34  

— Это вы о пластических? — миссис Лундквист такое предположение развеселило. — Боже мой, конечно же, нет.

— Хм-м, — опять промычала Барвик.

— А что?

— Просто так. У вас был прекрасный сын.

— Спасибо, милая. — Миссис Лундквист съела конфетку и стала рассказывать Барвик, как однажды, классе в шестом, Эрик проспал всю ночь в шкафу: так он прятался от урока по кларнету, который был у него в семь утра.

18

Много лет тому назад Дэвис пытался заинтересовать Джеки историей ее семьи, но ей становилось скучно, едва речь заходила об этом.

— Меня куда больше интересует настоящее моей семьи, — говорила она.

Такие вот болезненные словесные удары сыпались на его голову тысячами: жена всегда злилась на то, что он днюет и ночует на работе.

Повозившись со старыми фотографиями и письмами, которые достались Джеки от ее матери, Дэвис сумел воссоздать — хотя бы частично — историю пяти поколений ее семьи.
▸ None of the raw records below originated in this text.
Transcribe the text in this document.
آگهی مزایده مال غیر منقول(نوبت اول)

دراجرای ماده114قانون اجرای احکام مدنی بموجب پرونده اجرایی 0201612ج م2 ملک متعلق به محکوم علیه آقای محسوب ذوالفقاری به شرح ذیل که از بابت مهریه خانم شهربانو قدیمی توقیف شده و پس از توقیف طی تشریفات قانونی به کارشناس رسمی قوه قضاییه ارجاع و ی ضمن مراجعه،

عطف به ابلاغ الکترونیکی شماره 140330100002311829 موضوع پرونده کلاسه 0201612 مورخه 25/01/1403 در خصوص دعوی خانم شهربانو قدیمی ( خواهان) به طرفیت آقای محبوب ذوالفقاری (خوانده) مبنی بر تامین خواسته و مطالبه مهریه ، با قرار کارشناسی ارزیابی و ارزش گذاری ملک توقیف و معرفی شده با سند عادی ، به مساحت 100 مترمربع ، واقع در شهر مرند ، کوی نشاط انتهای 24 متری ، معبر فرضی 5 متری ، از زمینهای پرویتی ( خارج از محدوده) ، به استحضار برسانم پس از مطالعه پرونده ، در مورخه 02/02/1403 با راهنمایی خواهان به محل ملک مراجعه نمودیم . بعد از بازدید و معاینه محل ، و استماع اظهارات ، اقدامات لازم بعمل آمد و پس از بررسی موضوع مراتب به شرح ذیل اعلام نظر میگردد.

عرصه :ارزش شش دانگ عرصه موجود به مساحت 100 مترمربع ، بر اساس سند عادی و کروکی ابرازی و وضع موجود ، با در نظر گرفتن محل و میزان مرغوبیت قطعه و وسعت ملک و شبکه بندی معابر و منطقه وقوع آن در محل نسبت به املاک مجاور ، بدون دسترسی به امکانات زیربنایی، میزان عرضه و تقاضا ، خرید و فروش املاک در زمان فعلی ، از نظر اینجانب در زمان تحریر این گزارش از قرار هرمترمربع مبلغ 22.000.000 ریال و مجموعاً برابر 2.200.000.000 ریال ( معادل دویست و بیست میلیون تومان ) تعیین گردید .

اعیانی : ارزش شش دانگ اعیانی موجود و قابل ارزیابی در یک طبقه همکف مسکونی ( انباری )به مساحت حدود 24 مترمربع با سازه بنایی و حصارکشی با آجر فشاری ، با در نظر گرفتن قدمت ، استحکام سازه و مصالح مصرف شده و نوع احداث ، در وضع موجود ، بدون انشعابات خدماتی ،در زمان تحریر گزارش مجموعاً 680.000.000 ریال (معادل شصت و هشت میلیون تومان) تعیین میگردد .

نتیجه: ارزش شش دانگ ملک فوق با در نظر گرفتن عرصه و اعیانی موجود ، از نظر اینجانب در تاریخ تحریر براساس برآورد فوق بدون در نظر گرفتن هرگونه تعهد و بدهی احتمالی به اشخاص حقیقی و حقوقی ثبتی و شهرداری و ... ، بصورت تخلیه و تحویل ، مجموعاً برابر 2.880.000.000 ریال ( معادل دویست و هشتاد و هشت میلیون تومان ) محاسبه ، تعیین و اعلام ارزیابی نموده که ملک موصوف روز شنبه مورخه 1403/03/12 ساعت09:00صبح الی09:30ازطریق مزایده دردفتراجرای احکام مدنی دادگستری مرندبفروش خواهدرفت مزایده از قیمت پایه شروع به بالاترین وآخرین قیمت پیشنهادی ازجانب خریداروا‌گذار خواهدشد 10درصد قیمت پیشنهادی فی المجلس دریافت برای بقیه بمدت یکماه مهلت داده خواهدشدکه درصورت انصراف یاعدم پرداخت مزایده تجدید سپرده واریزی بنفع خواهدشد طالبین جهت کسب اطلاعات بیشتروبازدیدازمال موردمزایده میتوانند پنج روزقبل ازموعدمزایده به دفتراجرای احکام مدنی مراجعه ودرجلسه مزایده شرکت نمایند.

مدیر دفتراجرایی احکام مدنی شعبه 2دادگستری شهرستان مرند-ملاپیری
Получилась сводная таблица, которую он поместил в рамочку и подарил жене на День Матери. Джеки сказала, что ей очень нравится, и повесила подарок в пустующей комнате, где она держала бегущую «дорожку», а также швейные и прочие хозяйственные принадлежности. В седьмом классе Анна Кэт писала реферат о своих предках (а попросту говоря, взяла плоды многолетнего труда своего отца и положила их в красивую папку). Вот тогда она отнесла в школу генеалогическое древо матери и использовала его в качестве иллюстрации, чтобы пояснить термины и методы подобных исследований. Учительница поставила ей высшую оценку. Вскоре после смерти Анны Кэт, может, даже на следующий день, Джеки сняла ту таблицу со стены, и с тех пор Дэвис не знал и не спрашивал, где она. Он понимал, почему жене так трудно на нее смотреть; теперь и он, разбирая свой семейный архив, испытывал одновременно и радость, и боль. Для него все эти конверты и карточки олицетворяли реальные жизни, точно так же, как папки в его рабочем кабинете, на которых значились имена клонированных мальчиков и девочек, олицетворяли детей, любящих и любимых. Отличие состояло в том, что дома хранилась информация о родственниках, которых давно не было в живых, — за пределами маленькой голубой комнаты их не существовало. Он доставал из ящика карточку с именем брата прапрадеда, Вика, исправлял дату его рождения или номер страховки и был уверен, что Вик, этот давно умерший человек, интереснее ему, чем кто-либо из ныне живущих. Это было печально — горько-сладкое чувство человека, со скорбью в душе отдающего свой последний долг усопшему, — и вместе с тем как-то умиротворяло. Но ему не хотелось, чтобы наступил такой момент, когда он сможет думать об Анне Кэт и не испытывать боли.

— Ты допускал когда-нибудь такую мысль? — спросила его как-то вечером жена. Было уже поздно, они пили вино и читали. Джеки затеяла разговор, а Дэвис только делал вид, что слушает, и тут он вдруг понял, что не знает, о чем они говорят.

— Какую «такую»?

— Что ее можно клонировать?

— Анну Кэт?

— Ну конечно, Анну Кэт, кого же еще?

Дэвис бросил на нее безумный взгляд:

— Нет. Никогда! Во-первых, это незаконно. — Это была абсолютно абсурдная реплика и жестокая, учитывая, какую тайну он от нее скрывал, и он прекрасно сознавал, что теперь, после такой отговорки, она уж точно никогда его не простит, если узнает правду.

— Дэвис, я же не всерьез. Но иногда я думаю: вот если б она к нам вернулась! Пусть даже младенцем… Если б ей дана была вторая попытка прожить жизнь. Если бы у нас была вторая попытка уберечь ее!..

— Это была бы уже не она.

— А разве это имело бы значение?

— Да.

Джеки закрыла книгу. Голос ее сделался глуше — так всегда бывало, когда она злилась, печалилась или нервничала:

— Твои слова можно понять так, что клонированный ребенок — нечто неживое, нереальное. Многие были бы поражены, услышь они от тебя такое.

— Для новой семьи она была бы вполне реальна. Но только не для тех, кто знал оригинал. Для них она будет то, что называется doppelganger. [9] Жалкой копией. Призраком, не вызывающим воспоминаний. Разве Анна Кэт была бы Анной Кэт без того шрама на костяшках пальцев, что у нее появился, когда она училась кататься на велосипеде? Или если бы у нее стояли пломбы в других зубах? Или она занималась бы плаванием, а не волейболом? Боялась бы не пауков, а высоты? Если бы английский нравился ей больше, чем математика?